Modelling contextuality by probabilistic programs with hypergraph semantics

TL;DR

This paper introduces a probabilistic programming language with hypergraph semantics to model and detect contextuality across various fields, including quantum physics and cognitive science.

Contribution

It proposes a novel syntax for specifying measurement contexts and translates probabilistic programs into hypergraphs, enabling efficient detection of contextuality.

Findings

Hypergraph semantics can represent contextual and non-contextual phenomena.

Probabilistic models on hypergraphs can detect contextuality.

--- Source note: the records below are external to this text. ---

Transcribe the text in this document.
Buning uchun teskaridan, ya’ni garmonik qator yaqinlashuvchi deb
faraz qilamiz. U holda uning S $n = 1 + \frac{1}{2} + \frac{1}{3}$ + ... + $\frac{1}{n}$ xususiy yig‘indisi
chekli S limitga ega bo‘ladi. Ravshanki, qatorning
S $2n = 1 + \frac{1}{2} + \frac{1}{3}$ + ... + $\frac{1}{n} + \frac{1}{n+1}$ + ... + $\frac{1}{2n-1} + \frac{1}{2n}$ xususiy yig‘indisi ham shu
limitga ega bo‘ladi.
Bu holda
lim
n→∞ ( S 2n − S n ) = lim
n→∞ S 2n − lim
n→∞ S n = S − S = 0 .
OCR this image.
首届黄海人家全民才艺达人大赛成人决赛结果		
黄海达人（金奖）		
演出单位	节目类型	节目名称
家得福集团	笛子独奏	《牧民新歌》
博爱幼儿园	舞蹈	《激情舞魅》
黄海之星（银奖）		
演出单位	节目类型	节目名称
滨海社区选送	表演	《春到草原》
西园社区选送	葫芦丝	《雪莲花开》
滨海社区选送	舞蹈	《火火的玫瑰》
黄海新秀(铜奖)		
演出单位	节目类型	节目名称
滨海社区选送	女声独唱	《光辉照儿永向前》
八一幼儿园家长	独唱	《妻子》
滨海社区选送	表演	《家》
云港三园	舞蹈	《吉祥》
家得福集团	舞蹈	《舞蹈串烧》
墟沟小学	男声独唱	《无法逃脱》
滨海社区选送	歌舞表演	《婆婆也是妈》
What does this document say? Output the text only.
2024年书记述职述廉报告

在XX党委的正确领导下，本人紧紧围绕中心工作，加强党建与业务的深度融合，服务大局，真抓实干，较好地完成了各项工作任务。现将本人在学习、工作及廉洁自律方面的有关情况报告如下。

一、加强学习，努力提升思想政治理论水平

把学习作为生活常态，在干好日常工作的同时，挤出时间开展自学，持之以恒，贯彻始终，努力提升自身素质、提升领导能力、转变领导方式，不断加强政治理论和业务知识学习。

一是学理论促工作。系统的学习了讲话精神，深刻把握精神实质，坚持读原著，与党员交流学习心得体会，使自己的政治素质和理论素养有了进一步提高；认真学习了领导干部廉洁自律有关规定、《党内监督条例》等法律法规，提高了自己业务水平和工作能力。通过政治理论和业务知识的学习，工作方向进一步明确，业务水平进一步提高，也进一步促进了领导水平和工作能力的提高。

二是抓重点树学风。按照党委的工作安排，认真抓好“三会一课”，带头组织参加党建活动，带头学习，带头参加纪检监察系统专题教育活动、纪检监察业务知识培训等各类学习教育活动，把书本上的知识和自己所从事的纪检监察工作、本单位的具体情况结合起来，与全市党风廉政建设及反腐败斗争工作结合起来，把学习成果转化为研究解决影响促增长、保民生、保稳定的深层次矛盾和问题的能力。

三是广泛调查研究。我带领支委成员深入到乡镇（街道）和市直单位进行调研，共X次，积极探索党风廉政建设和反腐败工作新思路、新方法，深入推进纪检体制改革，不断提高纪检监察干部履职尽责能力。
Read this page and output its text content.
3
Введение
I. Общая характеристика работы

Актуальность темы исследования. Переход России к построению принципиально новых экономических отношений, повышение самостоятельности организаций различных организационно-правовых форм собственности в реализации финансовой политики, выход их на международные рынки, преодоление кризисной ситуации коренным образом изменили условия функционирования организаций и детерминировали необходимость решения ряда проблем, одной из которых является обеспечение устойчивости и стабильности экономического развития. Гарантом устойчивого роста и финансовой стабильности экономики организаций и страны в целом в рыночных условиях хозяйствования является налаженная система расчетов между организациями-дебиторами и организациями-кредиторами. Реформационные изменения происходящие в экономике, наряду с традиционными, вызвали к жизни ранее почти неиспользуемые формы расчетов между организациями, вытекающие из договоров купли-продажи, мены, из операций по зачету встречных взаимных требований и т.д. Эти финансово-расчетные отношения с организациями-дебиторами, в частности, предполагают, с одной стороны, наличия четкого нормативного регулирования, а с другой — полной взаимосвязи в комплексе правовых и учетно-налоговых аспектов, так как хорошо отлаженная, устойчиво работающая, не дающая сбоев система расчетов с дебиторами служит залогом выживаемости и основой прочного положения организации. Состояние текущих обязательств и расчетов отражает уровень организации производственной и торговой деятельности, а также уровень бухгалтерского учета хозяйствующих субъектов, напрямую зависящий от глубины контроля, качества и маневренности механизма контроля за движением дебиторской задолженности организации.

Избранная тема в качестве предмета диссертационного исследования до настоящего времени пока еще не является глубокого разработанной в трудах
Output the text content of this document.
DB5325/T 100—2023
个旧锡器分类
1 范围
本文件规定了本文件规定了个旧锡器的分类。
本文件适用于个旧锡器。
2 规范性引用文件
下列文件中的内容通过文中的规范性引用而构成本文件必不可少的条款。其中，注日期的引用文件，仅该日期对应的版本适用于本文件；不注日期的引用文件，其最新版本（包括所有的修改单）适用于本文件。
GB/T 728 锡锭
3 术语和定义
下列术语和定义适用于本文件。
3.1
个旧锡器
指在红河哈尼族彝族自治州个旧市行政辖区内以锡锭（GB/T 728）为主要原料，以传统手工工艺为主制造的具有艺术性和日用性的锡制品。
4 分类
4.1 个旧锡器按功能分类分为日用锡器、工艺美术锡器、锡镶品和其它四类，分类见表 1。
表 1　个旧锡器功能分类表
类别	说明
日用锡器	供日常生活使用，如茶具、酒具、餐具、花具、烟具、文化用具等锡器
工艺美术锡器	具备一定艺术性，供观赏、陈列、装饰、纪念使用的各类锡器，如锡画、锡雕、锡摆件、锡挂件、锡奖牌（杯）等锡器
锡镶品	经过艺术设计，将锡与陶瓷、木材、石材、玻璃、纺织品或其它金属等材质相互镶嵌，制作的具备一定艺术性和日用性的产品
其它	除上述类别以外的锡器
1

The approach is applicable beyond quantum physics, including cognitive science.

Abstract

Models of a phenomenon are often developed by examining it under different experimental conditions, or measurement contexts. The resultant probabilistic models assume that the underlying random variables, which define a measurable set of outcomes, can be defined independent of the measurement context. The phenomenon is deemed contextual when this assumption fails. Contextuality is an important issue in quantum physics. However, there has been growing speculation that it manifests outside the quantum realm with human cognition being a particularly prominent area of investigation. This article contributes the foundations of a probabilistic programming language that allows convenient exploration of contextuality in wide range of applications relevant to cognitive science and artificial intelligence. Specific syntax is proposed to allow the specification of "measurement contexts". Each such context delivers a partial model of the phenomenon based on the associated experimental condition described by the measurement context. The probabilistic program is translated into a hypergraph in a modular way. Recent theoretical results from the field of quantum physics show that contextuality can be equated with the possibility of constructing a probabilistic model on the resulting hypergraph. The use of hypergraphs opens the door for a theoretically succinct and efficient computational semantics sensitive to modelling both contextual and non-contextual phenomena. Finally, this article raises awareness of contextuality beyond quantum physics and to contribute formal methods to detect its presence by means of hypergraph semantics.